Sonra haydi bavullar geldi diye bir laf duyduk. O seksi bisiklet kıyafetlerimizle Bratislava'nın en işlek caddesinde akşam yemek saati yürüyerek gittik ve bavullarımızla daha gürültülü olarak döndük.

Bratislava
Bratislava
Ve hemen duş ve yemek için kaçış. Yemeyen bir biz kalmışız zaten. Bugün Nisan ve Efe McDonald's yemek istemişler. Hayırrrr dedim ben. Hostelin hemen altındaki restoranda ahtapotları görmüşken Mc yiyemem yemem. Neyse duştan sonra uykuya direnerek kendimizi Bratislava sokaklarına vurduk. Çoook güzel bir kentmiş burası. utlaka gelinip görülmesi ve gezilmesi lazım. ama bir kaç saat değil, bir kaç gün olmalı bu. Umarım bir gün olacak. Ve bambaşka türlü olmasını istiyorum o günün. Dileğim umarım duyulmuştur....

Akşam Bratislava'nın o ılık havasında, güzel ve çok keyifli bir yürüyüş yaptık.
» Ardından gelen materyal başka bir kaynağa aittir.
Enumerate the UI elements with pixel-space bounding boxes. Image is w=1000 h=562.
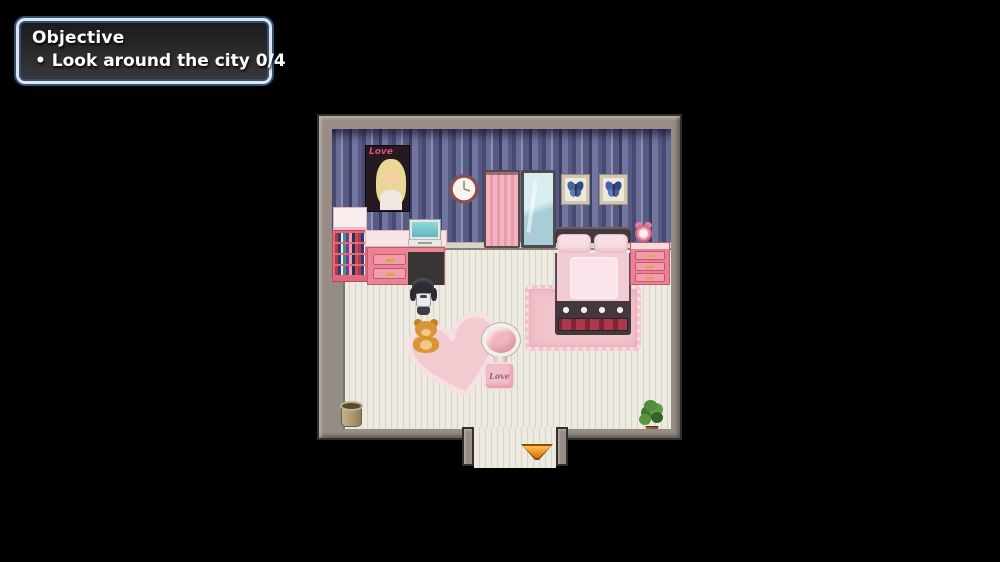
butterfly-frame-icon [562,175,589,204]
poster-girl-shirt [380,190,402,210]
bed-blanket [555,253,631,303]
love-cushion-text: Love [489,371,510,381]
desk-drawer[interactable] [373,268,406,279]
game-map-room[interactable]: Love [317,114,682,470]
pillow [557,234,591,253]
footboard-ornament [557,305,629,316]
poster-title-text: Love [369,147,393,157]
room-interior[interactable]: Love [332,129,671,429]
pillow [594,234,628,253]
bookshelf-icon[interactable] [332,230,368,282]
laptop-icon[interactable] [410,220,440,239]
laptop-base [408,239,442,247]
player-skirt [417,307,430,315]
alarm-body [635,225,652,242]
full-length-mirror[interactable] [521,170,556,248]
book-row [335,244,365,253]
nightstand-top [631,243,669,249]
potted-plant-icon[interactable] [638,400,666,429]
wall-cabinet [333,207,367,230]
plant-pot [645,426,659,429]
butterfly-frame-icon [600,175,627,204]
teddy-belly [420,340,432,350]
poster-girl-face [382,170,399,185]
wall-clock-icon [449,174,479,204]
book-row [335,233,365,242]
footboard-base [558,318,628,331]
corridor-wall-left [462,427,474,466]
love-cushion-icon[interactable]: Love [484,362,515,390]
alarm-clock-icon [634,223,653,243]
nightstand-icon[interactable] [630,242,670,285]
lace-pattern [570,257,618,299]
nightstand-drawer [635,251,665,260]
plant-leaf [644,400,657,411]
trash-can-icon[interactable] [340,401,364,428]
objective-item: • Look around the city 0/4 [32,51,257,71]
nightstand-drawer [635,273,665,282]
objective-panel: Objective • Look around the city 0/4 [16,18,272,84]
teddy-muzzle [421,329,431,336]
plant-leaf [651,412,663,423]
magazine-poster-icon: Love [365,145,410,212]
corridor-wall-right [556,427,568,466]
desk-drawer[interactable] [373,254,406,265]
bed-icon[interactable] [555,227,631,337]
plant-leaf [639,414,651,425]
pink-curtain[interactable] [484,170,520,248]
round-table-icon[interactable] [482,323,520,357]
objective-title: Objective [32,28,257,48]
teddy-bear-icon[interactable] [412,319,440,354]
trash-rim [340,401,363,411]
book-row [335,266,365,275]
room-wall-frame: Love [317,114,682,440]
bed-footboard [555,301,631,335]
book-row [335,255,365,264]
nightstand-drawer [635,262,665,271]
player-character-icon[interactable] [410,278,437,318]
player-shirt [416,293,431,307]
Yürüyüşün amacı biraz da acıkabilmek. Henüz aç hissetmiyorum. Sonra o restoranlarla dolu, şenlikli sokaklardan birisine girdik. Bir tanesinin menüsünde öyle bir şey varki kayıtsız kalamadım. Bir deniz ürünleri tanağı. Jumbo karidesler, istakoz, kalamar, ahtapot, midye, sepia vs vs. Muhteşem ötesi. Hazırlanıp geldiğinde de aynı güzellikteydi. Ve çok güzel bir beyaz şarap eşlik etti bu güzelliklere, daha da tatlandırdı lezzetlendirdi herşeyi. Ve daha döndü başlar.
Bratislava
Kısa bir sürede bitirdik yemeği. Parmaklar yalandı yalandı duruldu. Her şey çok güzeldi.

Bugüne dair yazacaklarım, yazabileceklerim bu kadar.





Bir dilek tut, belki bir gün gerçek olur.